Indien in de tenlastelegging taal- en/of schrijffouten voorkomen, zijn deze verbeterd. De verdachte is daardoor niet geschaad in de verdediging.
Het hof is met de raadsman en de advocaat-generaal van oordeel dat uit het onderzoek ter terechtzitting niet door de inhoud van wettige bewijsmiddelen de overtuiging kan worden bekomen dat verdachte het onder 3. primair en 4. primair tenlastegelegde heeft begaan, zodat verdachte daarvan behoort te worden vrijgesproken.
De raadsman van verdachte heeft ter zitting aangevoerd dat verdachte dient te worden vrijgesproken van het onder 1 primair ten laste gelegde nu verdachte geen (voorwaardelijk) opzet heeft gehad op de dood van [benadeelde]. Uit het schoenspooronderzoek zou blijken dat de schoen van verdachte - toen hij het slachtoffer in haar gezicht schopte - enkel tegen de onderkaak van het slachtoffer is aangekomen. Volgens de raadsman kon dit schoppen tegen de onderkaak niet leiden tot een eventuele dood van het slachtoffer. Ook heeft de verdachte slechts één keer geschopt, aldus de raadsman.
Het hof stelt voorop dat voorwaardelijke opzet op een bepaald gevolg - in casu de dood - aanwezig is indien de verdachte willens en wetens de aanmerkelijke kans op het desbetreffende gevolg heeft aanvaard. Of in een concreet geval sprake is van voorwaardelijke opzet zal, indien de verklaringen van verdachte en/of eventuele getuigenverklaringen geen inzicht geven omtrent hetgeen ten tijde van de gedraging in verdachte is omgegaan, afhangen van de feitelijke omstandigheden van het geval, waarbij de aard van de gedragingen en de omstandigheden waaronder deze zijn verricht van belang zijn. Bepaalde gedragingen kunnen naar hun uiterlijke verschijningsvorm worden aangemerkt als zozeer gericht op een bepaald gevolg dat het - behoudens contra-indicaties - niet anders kan zijn dan dat verdachte de aanmerkelijke kans op het betreffende gevolg heeft aanvaard.
Vast staat dat verdachte aangever [benadeelde] in elk geval tweemaal met geschoeide voet in haar gezicht heeft geschopt terwijl [benadeelde] op de grond lag. Op de foto's van het letsel (die zich in het dossier bevinden) is te zien dat er twee in verschillende standen geplaatste afdrukken van de schoenzool van verdachte op de linkerzijde van het gelaat van het slachtoffer staan.
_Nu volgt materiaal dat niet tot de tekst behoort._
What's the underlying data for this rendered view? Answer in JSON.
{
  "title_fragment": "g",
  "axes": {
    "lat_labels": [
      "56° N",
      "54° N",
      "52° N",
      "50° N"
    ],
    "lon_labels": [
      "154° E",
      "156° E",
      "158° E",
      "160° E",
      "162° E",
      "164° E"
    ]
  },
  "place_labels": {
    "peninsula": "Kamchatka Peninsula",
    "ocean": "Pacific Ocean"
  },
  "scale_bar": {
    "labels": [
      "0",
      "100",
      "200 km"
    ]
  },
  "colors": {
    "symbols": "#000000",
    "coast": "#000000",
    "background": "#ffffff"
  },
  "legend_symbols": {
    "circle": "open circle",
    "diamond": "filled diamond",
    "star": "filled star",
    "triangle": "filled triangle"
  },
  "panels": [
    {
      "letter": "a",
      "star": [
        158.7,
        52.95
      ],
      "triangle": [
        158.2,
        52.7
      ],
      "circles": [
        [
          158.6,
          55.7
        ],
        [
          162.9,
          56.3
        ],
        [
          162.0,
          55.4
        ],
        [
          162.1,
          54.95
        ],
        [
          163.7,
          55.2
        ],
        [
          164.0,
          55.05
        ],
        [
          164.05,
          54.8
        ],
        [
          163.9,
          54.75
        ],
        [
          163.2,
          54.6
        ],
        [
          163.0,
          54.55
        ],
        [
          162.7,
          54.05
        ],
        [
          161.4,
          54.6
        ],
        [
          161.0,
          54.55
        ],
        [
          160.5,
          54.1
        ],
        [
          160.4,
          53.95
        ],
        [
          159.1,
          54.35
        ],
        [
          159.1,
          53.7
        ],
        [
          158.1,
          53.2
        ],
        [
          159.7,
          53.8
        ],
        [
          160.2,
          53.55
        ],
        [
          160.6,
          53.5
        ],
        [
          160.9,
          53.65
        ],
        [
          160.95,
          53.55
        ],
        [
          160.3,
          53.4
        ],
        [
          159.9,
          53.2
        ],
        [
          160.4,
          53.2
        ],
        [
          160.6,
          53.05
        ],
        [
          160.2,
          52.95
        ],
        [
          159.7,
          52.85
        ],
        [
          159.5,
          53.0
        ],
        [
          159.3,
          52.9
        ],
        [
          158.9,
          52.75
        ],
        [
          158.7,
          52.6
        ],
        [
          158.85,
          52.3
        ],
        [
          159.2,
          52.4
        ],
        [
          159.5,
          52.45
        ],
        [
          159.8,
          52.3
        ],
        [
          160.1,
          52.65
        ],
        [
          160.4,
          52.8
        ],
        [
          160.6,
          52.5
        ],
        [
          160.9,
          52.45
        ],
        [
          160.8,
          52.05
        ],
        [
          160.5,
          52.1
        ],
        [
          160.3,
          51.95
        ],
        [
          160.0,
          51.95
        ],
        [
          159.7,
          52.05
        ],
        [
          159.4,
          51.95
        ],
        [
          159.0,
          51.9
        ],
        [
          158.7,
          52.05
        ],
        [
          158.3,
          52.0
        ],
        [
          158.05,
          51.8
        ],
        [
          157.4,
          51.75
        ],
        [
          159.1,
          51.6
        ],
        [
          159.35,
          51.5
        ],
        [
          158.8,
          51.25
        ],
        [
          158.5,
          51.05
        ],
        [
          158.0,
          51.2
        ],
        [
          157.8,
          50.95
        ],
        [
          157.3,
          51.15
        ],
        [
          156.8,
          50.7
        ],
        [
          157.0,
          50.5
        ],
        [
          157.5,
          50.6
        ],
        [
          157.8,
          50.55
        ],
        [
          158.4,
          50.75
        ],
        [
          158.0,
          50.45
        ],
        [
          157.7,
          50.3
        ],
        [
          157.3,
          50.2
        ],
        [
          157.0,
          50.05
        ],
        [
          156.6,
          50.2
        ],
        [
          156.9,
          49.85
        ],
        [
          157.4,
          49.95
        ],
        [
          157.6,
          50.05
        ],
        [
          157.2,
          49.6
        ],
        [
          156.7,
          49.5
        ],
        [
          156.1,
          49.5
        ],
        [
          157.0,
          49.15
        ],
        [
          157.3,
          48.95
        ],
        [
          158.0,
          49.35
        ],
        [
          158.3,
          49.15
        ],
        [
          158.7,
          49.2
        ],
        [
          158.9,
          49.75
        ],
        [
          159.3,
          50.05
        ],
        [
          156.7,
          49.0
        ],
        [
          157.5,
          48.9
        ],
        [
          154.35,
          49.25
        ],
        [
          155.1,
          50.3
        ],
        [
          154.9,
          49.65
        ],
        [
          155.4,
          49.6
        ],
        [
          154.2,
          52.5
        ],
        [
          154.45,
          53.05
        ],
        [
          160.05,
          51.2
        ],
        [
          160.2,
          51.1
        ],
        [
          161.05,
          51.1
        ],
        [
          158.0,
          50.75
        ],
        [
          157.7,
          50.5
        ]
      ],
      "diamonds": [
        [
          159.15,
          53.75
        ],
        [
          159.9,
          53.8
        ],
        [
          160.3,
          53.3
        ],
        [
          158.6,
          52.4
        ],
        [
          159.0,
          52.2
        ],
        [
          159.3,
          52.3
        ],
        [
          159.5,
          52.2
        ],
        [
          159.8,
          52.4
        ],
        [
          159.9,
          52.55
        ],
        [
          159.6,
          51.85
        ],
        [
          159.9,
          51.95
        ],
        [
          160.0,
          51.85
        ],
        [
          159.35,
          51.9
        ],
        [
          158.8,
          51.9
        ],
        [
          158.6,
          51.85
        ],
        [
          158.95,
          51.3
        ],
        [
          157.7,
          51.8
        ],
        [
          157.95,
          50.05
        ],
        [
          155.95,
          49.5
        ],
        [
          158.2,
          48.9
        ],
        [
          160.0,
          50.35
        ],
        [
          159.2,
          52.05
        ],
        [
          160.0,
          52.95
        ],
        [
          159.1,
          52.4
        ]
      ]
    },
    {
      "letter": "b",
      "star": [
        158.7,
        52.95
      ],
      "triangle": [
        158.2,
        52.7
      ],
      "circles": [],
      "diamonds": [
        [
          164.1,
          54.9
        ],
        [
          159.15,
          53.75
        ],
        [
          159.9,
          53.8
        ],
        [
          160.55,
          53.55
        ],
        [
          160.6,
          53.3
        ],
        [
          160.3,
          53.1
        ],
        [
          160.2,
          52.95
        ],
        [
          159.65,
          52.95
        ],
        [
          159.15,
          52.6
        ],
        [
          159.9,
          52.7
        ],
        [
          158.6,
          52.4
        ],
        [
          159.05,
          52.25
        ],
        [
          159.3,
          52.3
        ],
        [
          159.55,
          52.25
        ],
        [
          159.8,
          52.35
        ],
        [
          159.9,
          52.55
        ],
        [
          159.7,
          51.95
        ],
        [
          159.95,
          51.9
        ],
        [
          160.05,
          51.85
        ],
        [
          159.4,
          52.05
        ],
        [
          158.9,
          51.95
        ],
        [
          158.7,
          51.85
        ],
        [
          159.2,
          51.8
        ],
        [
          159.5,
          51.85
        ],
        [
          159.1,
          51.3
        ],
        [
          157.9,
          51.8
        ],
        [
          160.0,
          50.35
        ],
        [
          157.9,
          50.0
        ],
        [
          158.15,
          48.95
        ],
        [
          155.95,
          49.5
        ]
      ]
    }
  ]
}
Het hof leidt hieruit af dat verdachte het slachtoffer met kracht in haar gezicht heeft geschopt. Het slachtoffer heeft ter zitting van het hof ook verklaard dat verdachte haar in haar gezicht heeft geschopt. Gezien het vorenstaande mist het verweer van de raadsman - dat verdachte het slachtoffer enkel tegen de onderkant van haar kaak heeft geschopt, c.q. slechts éénmaal in het gelaat heeft geschopt - feitelijke grondslag.
De gedraging van verdachte - te weten het meermalen en met kracht met geschoeide voet schoppen tegen een kwetsbaar onderdeel van menselijke lichaam, namelijk in het gezicht van het op de grond liggende slachtoffer - kan naar het oordeel van het hof naar zijn uiterlijke verschijningsvorm worden aangemerkt als zozeer gericht op de dood van [benadeelde] dat het niet anders kan zijn dan dat verdachte de aanmerkelijke kans op dat gevolg heeft aanvaard. Contra-indicaties hiervoor heeft het hof niet aangetroffen. Gelet op vorenstaande is wettig en overtuigend bewezen dat verdachte voorwaardelijke opzet had op de dood van [benadeelde].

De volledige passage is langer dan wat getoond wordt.